Perhaps most disturbingly, particularly given his pivotal role in the case and his positioning as the show's most tragic figure, Avery's teenage cousin Brendan Dassey previously made admissions that his uncle inappropriately touched him.
None of these facts on their own wholly discredit Avery's claim of innocence, but they do give insight into the realities of how murder cases are tried and shows the prosecutor's point of view. They would have helped provide a holistic view of a fascinating case and given the reader context to question the value of guilt and innocence in our criminal justice system.
Is it possible his 13 years in prison actually turned Steven Avery into a sexually sadistic killer? Where does law enforcement draw the line between securing a case and deliberately mishandling evidence? And on the question of false confessions: have so many people ever witnessed an aggressive interrogation and its aftermath in the devastating detail of Dassey's?
Addressing any of these questions on their own would have made for a stunning interrogation of criminal justice. But rather than present the case objectively, the filmmakers omitted facts in order to keep access to Avery and to present a simplified storyline. They were so successful in this effort that more than viewers started a petition asking President Barack Obama to grant Avery and Dassey new trials. Of course, they were tried by the state of Wisconsin and therefore the federal government would have no jurisdiction to ask for a new trial, but that didn't stop 130,000 people from signing.

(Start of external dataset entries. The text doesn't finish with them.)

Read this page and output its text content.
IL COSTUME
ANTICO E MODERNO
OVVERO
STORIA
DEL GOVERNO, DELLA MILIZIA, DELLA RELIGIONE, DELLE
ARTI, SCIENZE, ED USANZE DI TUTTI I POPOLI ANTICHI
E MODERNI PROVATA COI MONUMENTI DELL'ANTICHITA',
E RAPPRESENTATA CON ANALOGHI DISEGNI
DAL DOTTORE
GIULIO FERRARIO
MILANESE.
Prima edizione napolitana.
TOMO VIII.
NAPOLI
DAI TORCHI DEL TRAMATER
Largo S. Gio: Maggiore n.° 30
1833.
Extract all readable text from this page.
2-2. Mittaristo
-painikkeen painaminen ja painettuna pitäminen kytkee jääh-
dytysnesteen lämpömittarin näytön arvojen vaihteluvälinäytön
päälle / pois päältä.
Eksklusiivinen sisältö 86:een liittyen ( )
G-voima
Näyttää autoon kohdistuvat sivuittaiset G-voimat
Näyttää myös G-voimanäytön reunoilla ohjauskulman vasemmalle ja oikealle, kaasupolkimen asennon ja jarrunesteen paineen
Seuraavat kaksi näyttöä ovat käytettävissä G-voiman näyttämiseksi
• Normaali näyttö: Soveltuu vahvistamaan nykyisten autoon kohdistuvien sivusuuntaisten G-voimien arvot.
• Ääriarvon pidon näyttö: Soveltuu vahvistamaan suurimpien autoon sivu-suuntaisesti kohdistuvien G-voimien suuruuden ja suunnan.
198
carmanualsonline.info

Netflix has stated that season 2 of Making a Murderer will focus on the post-conviction process for Dassey and Avery. The filmmakers have repeatedly denied any accusations of bias in the first season, and it's clear they have the gift of deep empathy and the ability to create a riveting narrative. If season 2 can capitalize on those strengths while also committing to sharing an unvarnished portrayal of the facts, it has the potential to be among the best examples of its genre. But first it will need to right its original wrongs, which will force it to become a very different show.